Ich hatte die Augen geschlossen, legte die Hände unter mein Kinn und spreizte die Beine etwas, seufzte erneut:"Mädchen zu küssen ist widerlich", stellte ich dann müde fest und ich hörte Ace hinter mir rau lachen.
Als ich bereits fast eingedöst war, spürte ich, wie sich das Bett hinter mir etwas senkte. Ein Knie stellte sich zwischen meine Beine, so dicht, dass es an meinen Schritt drückte und ich spürte Ace warmen Atem an meinem Schulterblatt. Sanft legte er seine Lippen an meinen Nacken und Gänsehaut zog sich über meinen Rücken. Mit einem Finger fuhr er meine Wirbelsäule entlang und ich atmete entspannt aus, brummte zufrieden und Ace legte sich neben mich, ein Bein über meinen Hintern gelegt, seinen Arm um meinen Oberkörper geschlungen und seine Lippen an meiner Wange. Er platzierte einen Kuss auf meinem Wangenknochen und legte den Kopf dann auf sein Kissen, beobachtete mich eine Weile.
Ich drehte meinen Kopf zu ihm und wir blickten uns in die Augen. So viele Gefühle durchzuckten mich. Erregung, Glück, Ruhe und vor allem, auch wenn ich zu diesem Zeitpunkt noch nicht ahnte, was ich da eigentlich fühlte, tiefe und innige Liebe. Ace strich mit den Fingern über meine Wange, atmete ruhig. „Du bist besser als jede Droge", murmelte ich irgendwann und Ace schmunzelte:"Warum das?".

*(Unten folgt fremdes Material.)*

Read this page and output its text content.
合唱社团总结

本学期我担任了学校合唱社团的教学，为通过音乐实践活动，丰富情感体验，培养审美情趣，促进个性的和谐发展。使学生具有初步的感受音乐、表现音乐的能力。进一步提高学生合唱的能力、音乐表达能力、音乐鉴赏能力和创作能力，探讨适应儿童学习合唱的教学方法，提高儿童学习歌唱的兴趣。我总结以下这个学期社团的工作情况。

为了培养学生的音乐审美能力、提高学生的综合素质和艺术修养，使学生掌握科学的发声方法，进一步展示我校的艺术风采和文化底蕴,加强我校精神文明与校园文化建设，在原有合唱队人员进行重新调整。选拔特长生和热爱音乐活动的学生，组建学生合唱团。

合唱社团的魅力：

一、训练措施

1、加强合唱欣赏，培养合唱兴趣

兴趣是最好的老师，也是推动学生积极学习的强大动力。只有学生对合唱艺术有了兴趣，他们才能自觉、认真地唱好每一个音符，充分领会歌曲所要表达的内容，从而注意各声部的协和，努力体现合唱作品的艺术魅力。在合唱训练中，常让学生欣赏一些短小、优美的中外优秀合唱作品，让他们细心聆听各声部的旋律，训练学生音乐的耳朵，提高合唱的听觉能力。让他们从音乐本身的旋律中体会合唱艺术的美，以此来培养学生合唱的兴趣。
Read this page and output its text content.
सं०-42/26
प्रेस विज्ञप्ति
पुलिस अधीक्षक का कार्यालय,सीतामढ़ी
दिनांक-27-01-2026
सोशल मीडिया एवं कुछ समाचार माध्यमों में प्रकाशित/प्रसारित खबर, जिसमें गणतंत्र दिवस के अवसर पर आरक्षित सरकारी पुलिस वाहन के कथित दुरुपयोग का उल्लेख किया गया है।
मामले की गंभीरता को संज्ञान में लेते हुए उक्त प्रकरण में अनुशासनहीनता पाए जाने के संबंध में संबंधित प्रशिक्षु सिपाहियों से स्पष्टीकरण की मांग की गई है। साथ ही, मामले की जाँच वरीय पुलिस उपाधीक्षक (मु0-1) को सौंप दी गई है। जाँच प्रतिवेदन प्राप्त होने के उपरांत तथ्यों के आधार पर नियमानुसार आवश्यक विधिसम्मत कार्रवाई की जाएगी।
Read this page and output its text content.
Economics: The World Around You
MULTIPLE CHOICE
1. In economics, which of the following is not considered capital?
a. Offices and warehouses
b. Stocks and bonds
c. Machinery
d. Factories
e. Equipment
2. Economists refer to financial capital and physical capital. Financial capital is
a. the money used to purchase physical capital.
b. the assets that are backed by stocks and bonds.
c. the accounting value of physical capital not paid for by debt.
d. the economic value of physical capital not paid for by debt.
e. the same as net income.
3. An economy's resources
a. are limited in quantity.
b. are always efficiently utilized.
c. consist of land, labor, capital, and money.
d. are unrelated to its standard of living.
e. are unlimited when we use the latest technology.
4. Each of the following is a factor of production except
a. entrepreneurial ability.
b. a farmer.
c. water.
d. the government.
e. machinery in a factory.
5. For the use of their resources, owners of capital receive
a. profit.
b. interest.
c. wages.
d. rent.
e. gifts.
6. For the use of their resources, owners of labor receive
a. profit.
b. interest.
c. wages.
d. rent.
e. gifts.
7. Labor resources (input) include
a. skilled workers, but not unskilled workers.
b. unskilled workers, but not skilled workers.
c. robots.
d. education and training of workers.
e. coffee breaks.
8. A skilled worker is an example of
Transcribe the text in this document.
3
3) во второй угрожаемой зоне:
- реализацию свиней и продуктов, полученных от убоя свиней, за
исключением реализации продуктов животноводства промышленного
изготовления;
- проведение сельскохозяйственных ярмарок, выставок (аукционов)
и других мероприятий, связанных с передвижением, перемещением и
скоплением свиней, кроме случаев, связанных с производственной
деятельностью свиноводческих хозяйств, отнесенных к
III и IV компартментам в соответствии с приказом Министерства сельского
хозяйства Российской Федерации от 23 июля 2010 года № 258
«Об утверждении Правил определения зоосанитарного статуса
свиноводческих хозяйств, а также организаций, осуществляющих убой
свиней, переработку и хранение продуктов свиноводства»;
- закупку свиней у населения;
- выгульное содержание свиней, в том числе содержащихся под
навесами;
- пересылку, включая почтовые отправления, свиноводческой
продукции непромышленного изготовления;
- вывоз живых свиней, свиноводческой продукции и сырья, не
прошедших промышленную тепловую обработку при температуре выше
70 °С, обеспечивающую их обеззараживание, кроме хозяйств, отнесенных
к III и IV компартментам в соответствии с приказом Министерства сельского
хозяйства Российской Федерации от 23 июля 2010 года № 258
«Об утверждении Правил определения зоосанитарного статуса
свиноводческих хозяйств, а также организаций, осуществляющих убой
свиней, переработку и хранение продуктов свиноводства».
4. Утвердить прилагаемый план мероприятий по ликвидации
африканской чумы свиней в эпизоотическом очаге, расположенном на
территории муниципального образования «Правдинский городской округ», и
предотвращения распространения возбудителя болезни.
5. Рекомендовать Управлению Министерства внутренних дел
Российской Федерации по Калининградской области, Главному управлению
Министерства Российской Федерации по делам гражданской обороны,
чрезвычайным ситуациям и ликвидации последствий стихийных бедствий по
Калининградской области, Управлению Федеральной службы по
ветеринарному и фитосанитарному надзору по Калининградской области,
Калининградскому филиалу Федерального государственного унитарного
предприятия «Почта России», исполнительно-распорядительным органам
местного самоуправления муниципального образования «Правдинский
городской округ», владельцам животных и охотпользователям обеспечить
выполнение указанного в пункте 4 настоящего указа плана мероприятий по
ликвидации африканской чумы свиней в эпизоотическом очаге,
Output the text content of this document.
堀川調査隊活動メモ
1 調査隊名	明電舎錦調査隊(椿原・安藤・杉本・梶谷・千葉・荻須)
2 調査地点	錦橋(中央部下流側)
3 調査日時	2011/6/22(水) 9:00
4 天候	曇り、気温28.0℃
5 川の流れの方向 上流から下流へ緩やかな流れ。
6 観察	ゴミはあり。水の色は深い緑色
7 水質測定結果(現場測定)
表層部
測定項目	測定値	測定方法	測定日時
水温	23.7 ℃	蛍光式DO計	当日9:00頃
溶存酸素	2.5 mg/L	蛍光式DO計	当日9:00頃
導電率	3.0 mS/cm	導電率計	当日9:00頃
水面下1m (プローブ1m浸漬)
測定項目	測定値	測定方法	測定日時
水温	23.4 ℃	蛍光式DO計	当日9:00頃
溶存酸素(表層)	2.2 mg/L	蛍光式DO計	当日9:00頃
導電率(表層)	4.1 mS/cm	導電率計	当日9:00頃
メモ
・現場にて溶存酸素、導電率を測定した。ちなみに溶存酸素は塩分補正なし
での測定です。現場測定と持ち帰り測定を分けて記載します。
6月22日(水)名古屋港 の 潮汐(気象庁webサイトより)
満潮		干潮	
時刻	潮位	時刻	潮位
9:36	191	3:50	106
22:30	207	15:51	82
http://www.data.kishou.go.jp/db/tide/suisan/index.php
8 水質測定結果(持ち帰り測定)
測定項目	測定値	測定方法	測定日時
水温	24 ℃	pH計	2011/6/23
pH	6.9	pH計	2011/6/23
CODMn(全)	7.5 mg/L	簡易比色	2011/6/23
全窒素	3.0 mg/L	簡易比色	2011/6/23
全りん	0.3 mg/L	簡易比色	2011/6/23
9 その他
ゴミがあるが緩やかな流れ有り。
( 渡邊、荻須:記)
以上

„Wenn ich bei dir bin, fühle ich mich, als wäre ich auf einem anderen Planeten. Einem, wo es keine Schwerkraft gibt", ich rückte etwas an ihn heran, verkreuzte meine Beine mit seinen. Ace sah mich ernst an, legte die Hand auf meine Wange:"Das hast du schön gesagt", er lächelte sanft, beugte sich etwas über mich, legte seine Lippen auf meine Stirn und platzierte seinen Kopf dann wieder auf dem Kissen, schloss die Augen.
„Ace?", fragte ich ihn irgendwann und blickte ihn an. „Mhh?", machte er, seine Augen weiterhin verschlossen. „Warum hast du mich eigentlich noch kein einziges Mal geküsst?", fragte ich dann leise und Ace öffnete seine Augen. Einen Moment schwieg er.
„Weil Küssen, Liebe bedeutet, Elliot. Und wir lieben uns nicht" sagte er dann:"Deinen ersten Kuss mit einem Mann solltest du dir für deine große Liebe aufheben", er schloss die Augen wieder. Etwas verletzt biss ich mir auf die Unterlippe. Ich wusste nicht, was zwischen Ace und mir war und auch wenn ich ahnte, dass es vielleicht nicht mehr als Erregung und Lust war, stachen seine Worte mir im Herzen.